Réponse de Suzanne Sadedin, biologiste évolutionniste, sur Quora:
Pourquoi avons-nous évolué pour aimer la musique ?
Les théories existantes semblent incomplètes, alors en voici une autre. Je pense que la musique est un effet secondaire de l’évolution de la conscience de soi et de l’amour.
La musique a effectivement beaucoup de caractéristiques que nous associons à la compétition sexuelle.

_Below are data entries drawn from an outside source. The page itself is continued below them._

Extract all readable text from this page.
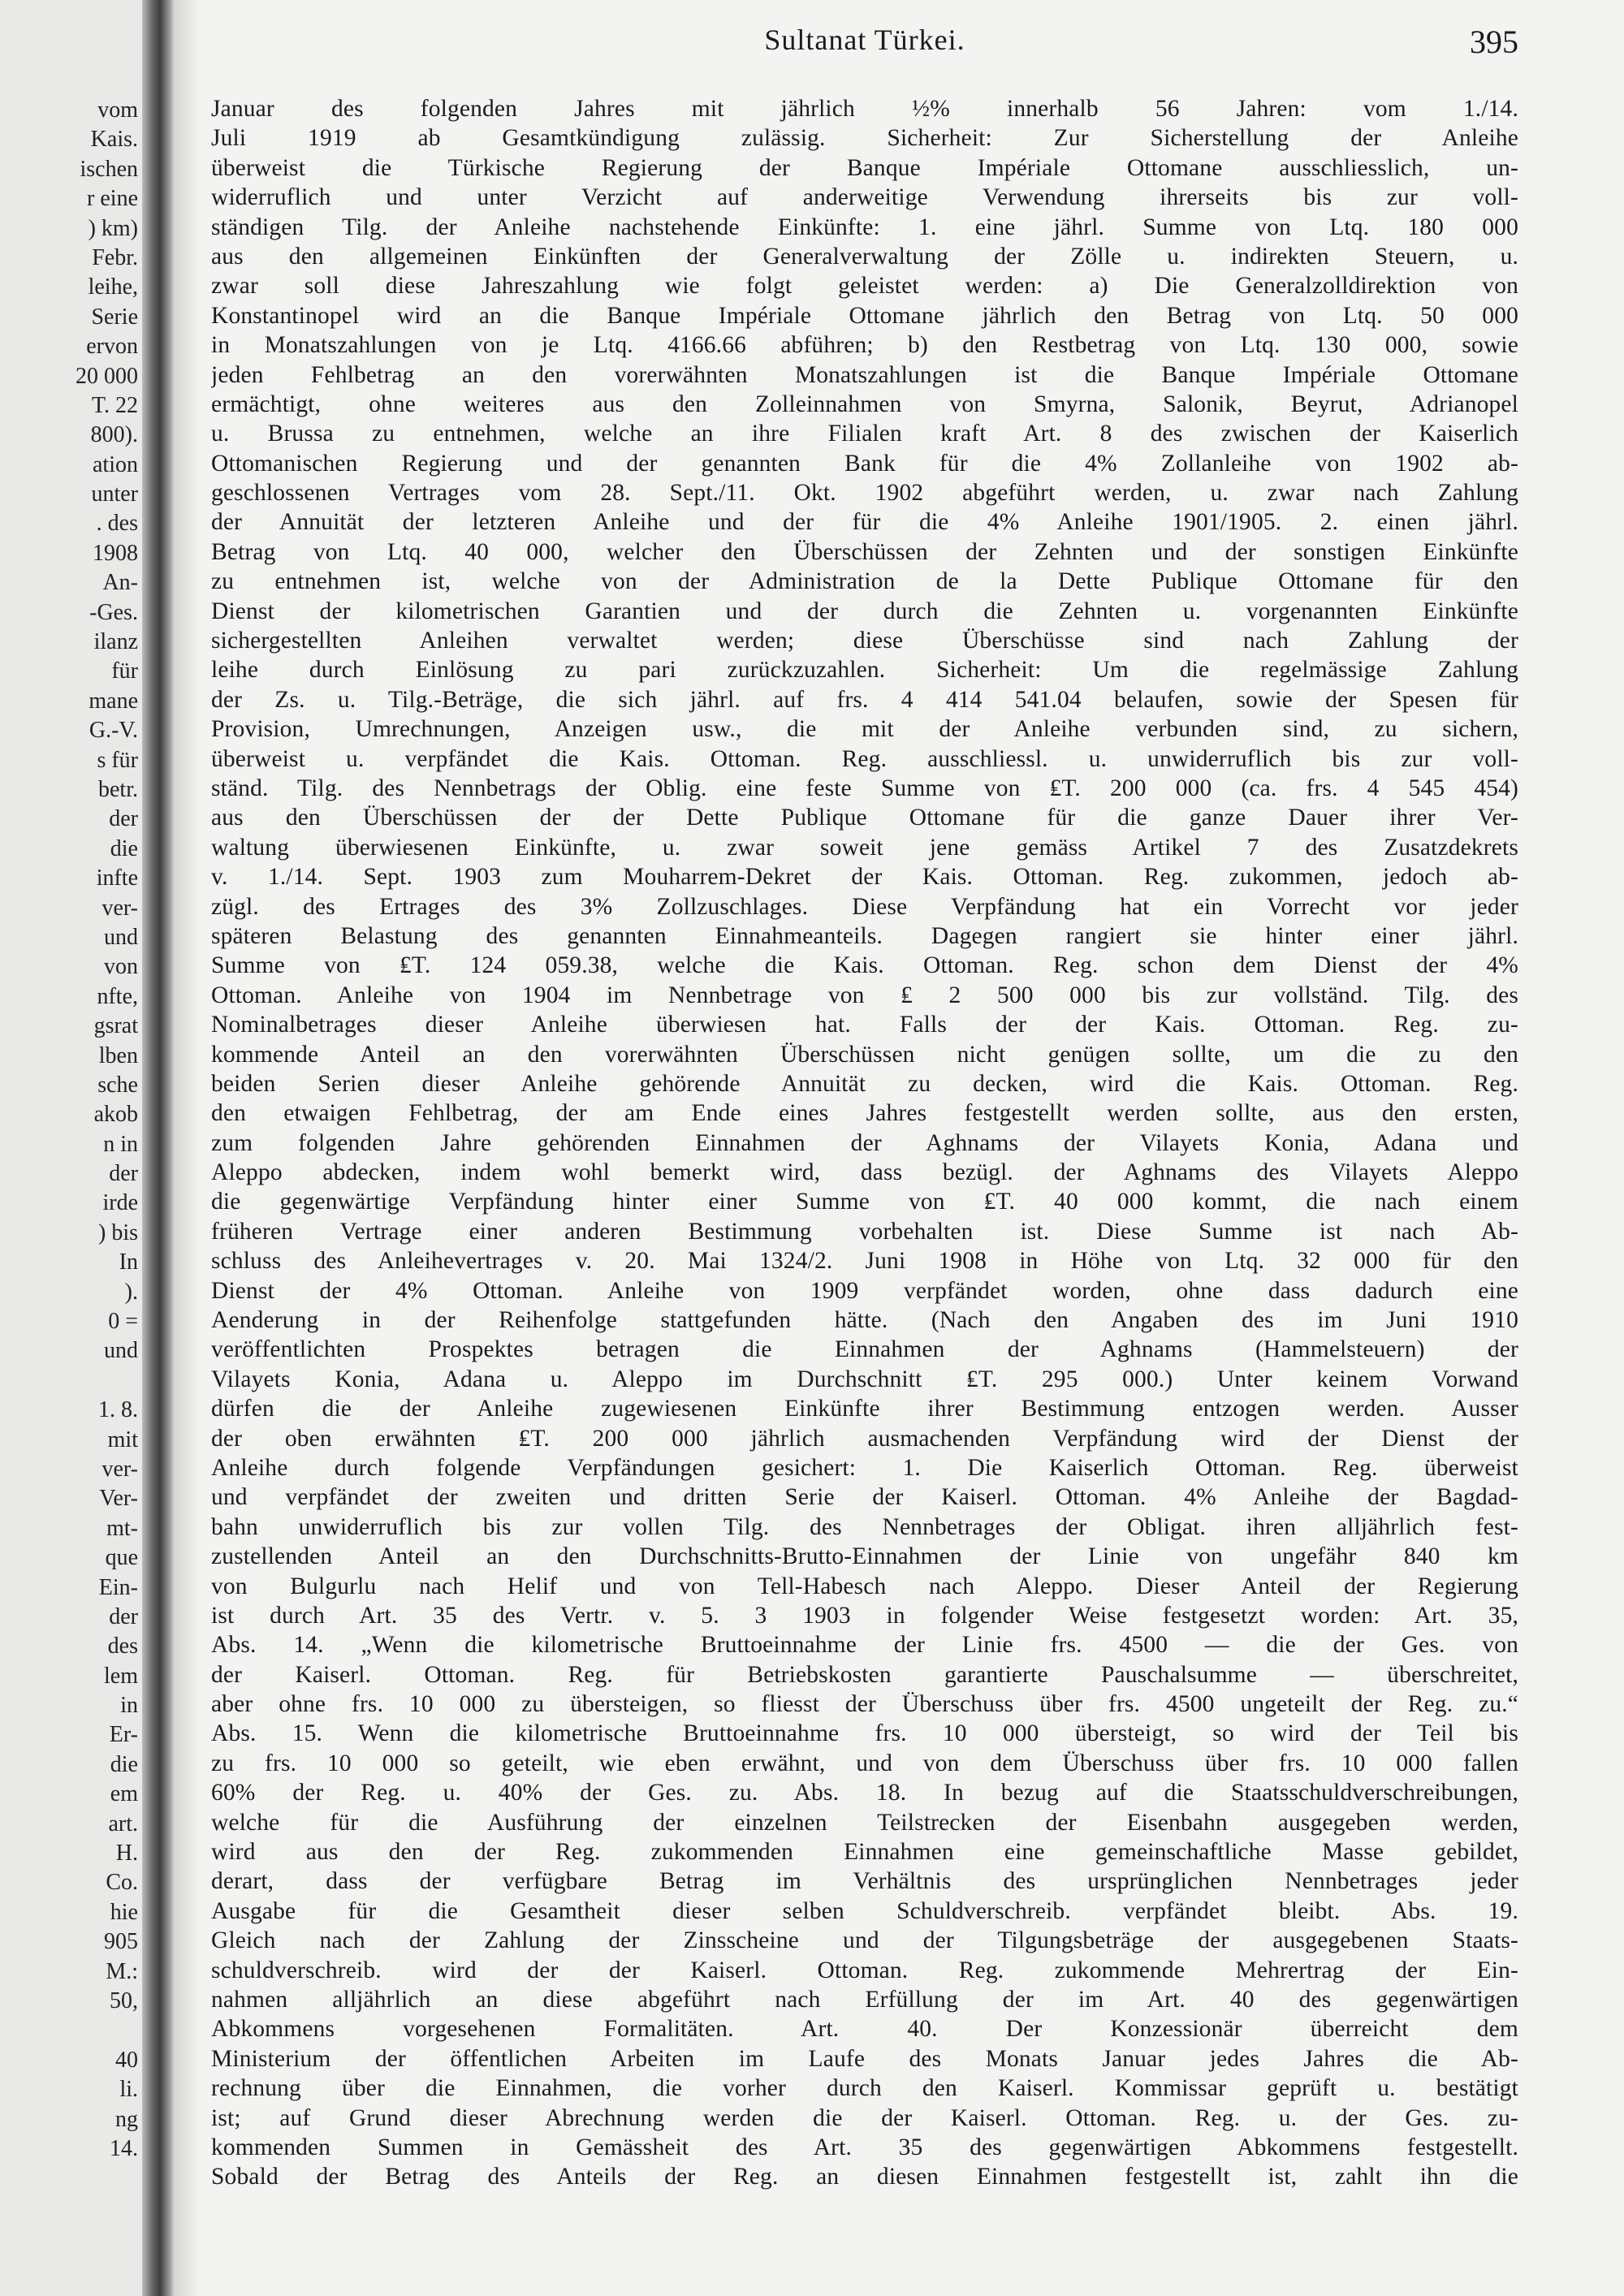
vom
Kais.
ischen
r eine
) km)
Febr.
leihe,
Serie
ervon
20 000
T. 22
800).
ation
unter
. des
1908
An-
-Ges.
ilanz
für
mane
G.-V.
s für
betr.
der
die
infte
ver-
und
von
nfte,
gsrat
lben
sche
akob
n in
der
irde
) bis
In
).
0 =
und
1. 8.
mit
ver-
Ver-
mt-
que
Ein-
der
des
lem
in
Er-
die
em
art.
H.
Co.
hie
905
M.:
50,
40
li.
ng
14.
Sultanat Türkei.	395
Januar des folgenden Jahres mit jährlich ½% innerhalb 56 Jahren: vom 1./14.
Juli 1919 ab Gesamtkündigung zulässig. Sicherheit: Zur Sicherstellung der Anleihe
überweist die Türkische Regierung der Banque Impériale Ottomane ausschliesslich, un-
widerruflich und unter Verzicht auf anderweitige Verwendung ihrerseits bis zur voll-
ständigen Tilg. der Anleihe nachstehende Einkünfte: 1. eine jährl. Summe von Ltq. 180 000
aus den allgemeinen Einkünften der Generalverwaltung der Zölle u. indirekten Steuern, u.
zwar soll diese Jahreszahlung wie folgt geleistet werden: a) Die Generalzolldirektion von
Konstantinopel wird an die Banque Impériale Ottomane jährlich den Betrag von Ltq. 50 000
in Monatszahlungen von je Ltq. 4166.66 abführen; b) den Restbetrag von Ltq. 130 000, sowie
jeden Fehlbetrag an den vorerwähnten Monatszahlungen ist die Banque Impériale Ottomane
ermächtigt, ohne weiteres aus den Zolleinnahmen von Smyrna, Salonik, Beyrut, Adrianopel
u. Brussa zu entnehmen, welche an ihre Filialen kraft Art. 8 des zwischen der Kaiserlich
Ottomanischen Regierung und der genannten Bank für die 4% Zollanleihe von 1902 ab-
geschlossenen Vertrages vom 28. Sept./11. Okt. 1902 abgeführt werden, u. zwar nach Zahlung
der Annuität der letzteren Anleihe und der für die 4% Anleihe 1901/1905. 2. einen jährl.
Betrag von Ltq. 40 000, welcher den Überschüssen der Zehnten und der sonstigen Einkünfte
zu entnehmen ist, welche von der Administration de la Dette Publique Ottomane für den
Dienst der kilometrischen Garantien und der durch die Zehnten u. vorgenannten Einkünfte
sichergestellten Anleihen verwaltet werden; diese Überschüsse sind nach Zahlung der
leihe durch Einlösung zu pari zurückzuzahlen. Sicherheit: Um die regelmässige Zahlung
der Zs. u. Tilg.-Beträge, die sich jährl. auf frs. 4 414 541.04 belaufen, sowie der Spesen für
Provision, Umrechnungen, Anzeigen usw., die mit der Anleihe verbunden sind, zu sichern,
überweist u. verpfändet die Kais. Ottoman. Reg. ausschliessl. u. unwiderruflich bis zur voll-
ständ. Tilg. des Nennbetrags der Oblig. eine feste Summe von ₤T. 200 000 (ca. frs. 4 545 454)
aus den Überschüssen der der Dette Publique Ottomane für die ganze Dauer ihrer Ver-
waltung überwiesenen Einkünfte, u. zwar soweit jene gemäss Artikel 7 des Zusatzdekrets
v. 1./14. Sept. 1903 zum Mouharrem-Dekret der Kais. Ottoman. Reg. zukommen, jedoch ab-
zügl. des Ertrages des 3% Zollzuschlages. Diese Verpfändung hat ein Vorrecht vor jeder
späteren Belastung des genannten Einnahmeanteils. Dagegen rangiert sie hinter einer jährl.
Summe von ₤T. 124 059.38, welche die Kais. Ottoman. Reg. schon dem Dienst der 4%
Ottoman. Anleihe von 1904 im Nennbetrage von ₤ 2 500 000 bis zur vollständ. Tilg. des
Nominalbetrages dieser Anleihe überwiesen hat. Falls der der Kais. Ottoman. Reg. zu-
kommende Anteil an den vorerwähnten Überschüssen nicht genügen sollte, um die zu den
beiden Serien dieser Anleihe gehörende Annuität zu decken, wird die Kais. Ottoman. Reg.
den etwaigen Fehlbetrag, der am Ende eines Jahres festgestellt werden sollte, aus den ersten,
zum folgenden Jahre gehörenden Einnahmen der Aghnams der Vilayets Konia, Adana und
Aleppo abdecken, indem wohl bemerkt wird, dass bezügl. der Aghnams des Vilayets Aleppo
die gegenwärtige Verpfändung hinter einer Summe von ₤T. 40 000 kommt, die nach einem
früheren Vertrage einer anderen Bestimmung vorbehalten ist. Diese Summe ist nach Ab-
schluss des Anleihevertrages v. 20. Mai 1324/2. Juni 1908 in Höhe von Ltq. 32 000 für den
Dienst der 4% Ottoman. Anleihe von 1909 verpfändet worden, ohne dass dadurch eine
Aenderung in der Reihenfolge stattgefunden hätte. (Nach den Angaben des im Juni 1910
veröffentlichten Prospektes betragen die Einnahmen der Aghnams (Hammelsteuern) der
Vilayets Konia, Adana u. Aleppo im Durchschnitt ₤T. 295 000.) Unter keinem Vorwand
dürfen die der Anleihe zugewiesenen Einkünfte ihrer Bestimmung entzogen werden. Ausser
der oben erwähnten ₤T. 200 000 jährlich ausmachenden Verpfändung wird der Dienst der
Anleihe durch folgende Verpfändungen gesichert: 1. Die Kaiserlich Ottoman. Reg. überweist
und verpfändet der zweiten und dritten Serie der Kaiserl. Ottoman. 4% Anleihe der Bagdad-
bahn unwiderruflich bis zur vollen Tilg. des Nennbetrages der Obligat. ihren alljährlich fest-
zustellenden Anteil an den Durchschnitts-Brutto-Einnahmen der Linie von ungefähr 840 km
von Bulgurlu nach Helif und von Tell-Habesch nach Aleppo. Dieser Anteil der Regierung
ist durch Art. 35 des Vertr. v. 5. 3 1903 in folgender Weise festgesetzt worden: Art. 35,
Abs. 14. „Wenn die kilometrische Bruttoeinnahme der Linie frs. 4500 — die der Ges. von
der Kaiserl. Ottoman. Reg. für Betriebskosten garantierte Pauschalsumme — überschreitet,
aber ohne frs. 10 000 zu übersteigen, so fliesst der Überschuss über frs. 4500 ungeteilt der Reg. zu.“
Abs. 15. Wenn die kilometrische Bruttoeinnahme frs. 10 000 übersteigt, so wird der Teil bis
zu frs. 10 000 so geteilt, wie eben erwähnt, und von dem Überschuss über frs. 10 000 fallen
60% der Reg. u. 40% der Ges. zu. Abs. 18. In bezug auf die Staatsschuldverschreibungen,
welche für die Ausführung der einzelnen Teilstrecken der Eisenbahn ausgegeben werden,
wird aus den der Reg. zukommenden Einnahmen eine gemeinschaftliche Masse gebildet,
derart, dass der verfügbare Betrag im Verhältnis des ursprünglichen Nennbetrages jeder
Ausgabe für die Gesamtheit dieser selben Schuldverschreib. verpfändet bleibt. Abs. 19.
Gleich nach der Zahlung der Zinsscheine und der Tilgungsbeträge der ausgegebenen Staats-
schuldverschreib. wird der der Kaiserl. Ottoman. Reg. zukommende Mehrertrag der Ein-
nahmen alljährlich an diese abgeführt nach Erfüllung der im Art. 40 des gegenwärtigen
Abkommens vorgesehenen Formalitäten. Art. 40. Der Konzessionär überreicht dem
Ministerium der öffentlichen Arbeiten im Laufe des Monats Januar jedes Jahres die Ab-
rechnung über die Einnahmen, die vorher durch den Kaiserl. Kommissar geprüft u. bestätigt
ist; auf Grund dieser Abrechnung werden die der Kaiserl. Ottoman. Reg. u. der Ges. zu-
kommenden Summen in Gemässheit des Art. 35 des gegenwärtigen Abkommens festgestellt.
Sobald der Betrag des Anteils der Reg. an diesen Einnahmen festgestellt ist, zahlt ihn die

C’est (historiquement parlant) un affichage honnête des capacités, elle exploite des stimuli supranormaux, et elle est sexy. Mais si ces éléments étaient suffisants pour son évolution, elle serait répandue chez d’autres espèces. Au lieu de cela, la musique semble être presque unique aux humains.
Dans la plupart des espèces, les affichages sont simplement des expositions flamboyantes de prouesses individuelles. Chaque paon vise à avoir la queue la plus grande et la plus flashy ; il n’y a aucune de la complexité ou de la diversité que nous associons à la musique. Les guppys apprécient les couleurs nouvelles chez leurs compagnons, mais ils n’évoluent pas vers une complexité croissante.
Plus proches de la musique humaine sont les chants de certains oiseaux. Alors que personne ne nierait que la plupart des chants d’oiseaux sont une sorte de signal de compétition sexuelle, la complexité des chants n’est pas du tout liée de manière cohérente à la sélection sexuelle. Et des chants d’oiseaux relativement complexes et variés, tels que ceux du moineau chanteur, peuvent être générés à l’aide d’algorithmes simples. Rien dans le monde animal ne s’approche, même de loin, de la complexité et de la diversité de la musique humaine.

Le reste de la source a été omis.